Why is it often only crisis that brings us to our knees? When life beats down, obligations come a calling, health deteriorates or personal relationships fail we finally surrender and ask our own soul, and perhaps the sky, God, or a therapist for help. It is in these times we realise that years of unexpressed/unexplored feelings are marching towards victory and our mental and emotional defenses aren’t going to hold any longer. But where did these defenses come from? And what was so terrifying about feeling that we had to construct them in the first place?


When I am feeling strong, when I am in my warrior self and have the energy for all of life’s outer tasks I often find myself missing the times of my greatest sensitivity, when I’ve been tired and raw with my heart unravelled in my open palms in search of peace. These times are uncomfortable, and we are raised to believe that happy means good and sadness is bad. I prefer the word sensitivity to sadness, because I am coming to find that when I feel this way it is because I am resonating with life, sometimes its my own and the obstacles on my journey and sometimes it is the old lady's next door watering her plants and my contemplation of her fulfilled or unfulfilled ambitions. And it is this kind of essential compassion that is the delicate and passionate art of a life well lived.

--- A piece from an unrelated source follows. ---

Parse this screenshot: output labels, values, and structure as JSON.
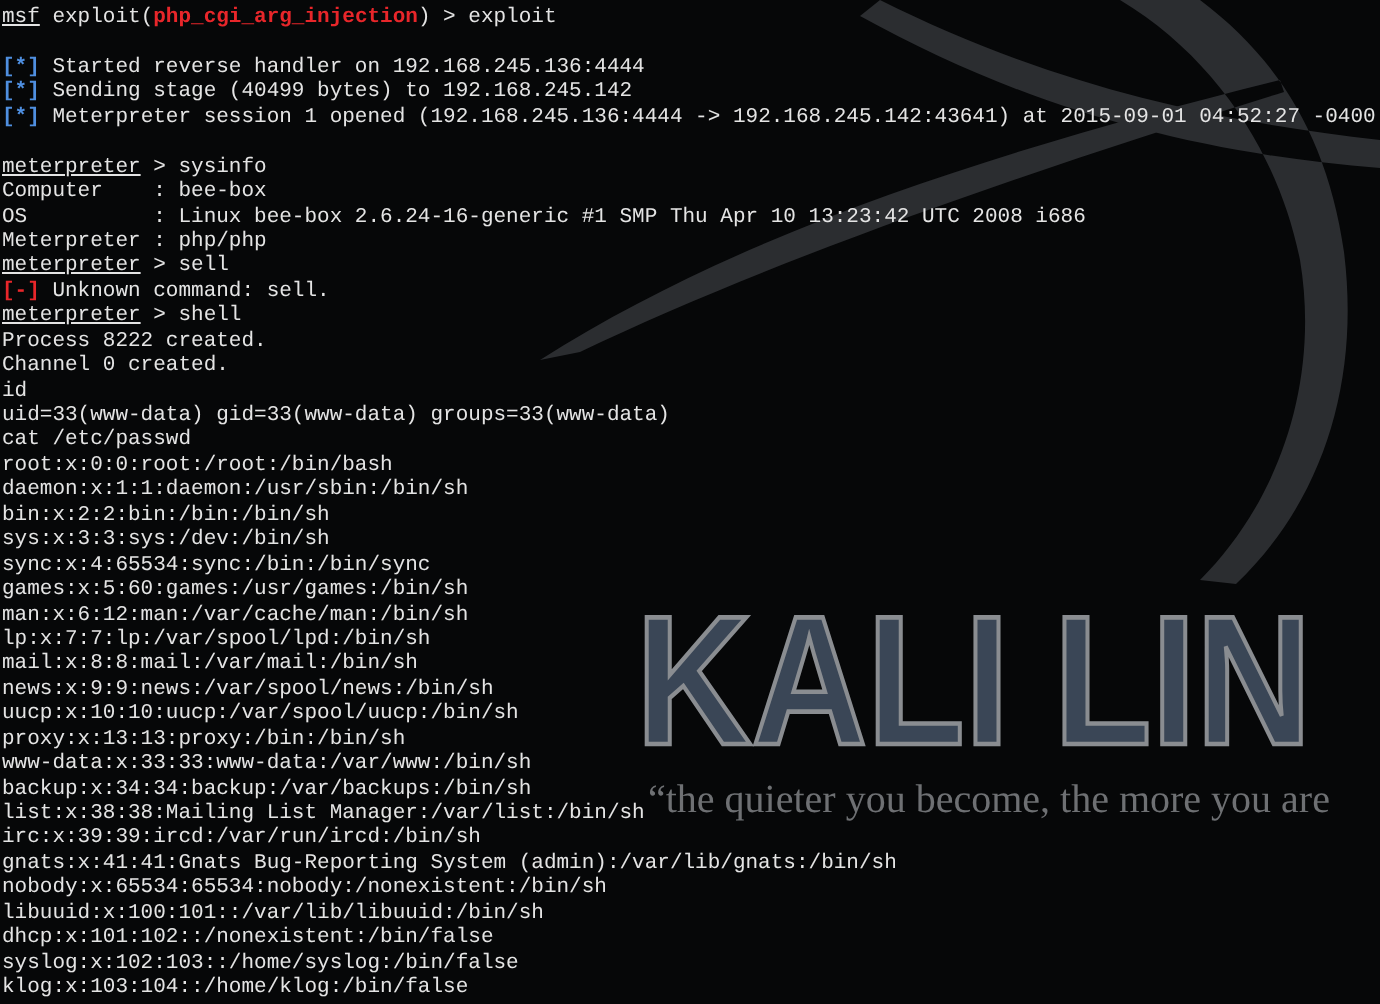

As artists we strive for this kind of emotional overload and rough sandpaper-against-our-skin sensitivity. Its where we get the juice from. And the patrons of our art come because they want to feel through the work they see or hear or read. We all want to feel. It is my mounting belief that by judging some emotions and rewarding others we are creating a/contributing to an already existing paradigm that blocks everything up, only allowing the most extreme circumstances to break the dam.


I crave the heart of it all. I yearn to rub up against the magic in all things. I want to live from a place of greatest sensitivity. My idea of the good life includes, belly laughs and heaving cries, smiles that hurt my face and hugs that break my arms. And if that means some days where I feel like I’ve had the shit kicked out of me then so be it. I’m not waiting for another quarter life crisis to find out that being repressed and British ain’t for me.


Post Script: In the glorification and condemnation of the extremes we tend cling to the times we remember as being the best or the worst. Free in the present moment to feel whatever comes to pass means that life will find its rhythms in the expression of this life and I won’t need to hold on to know that I am alive.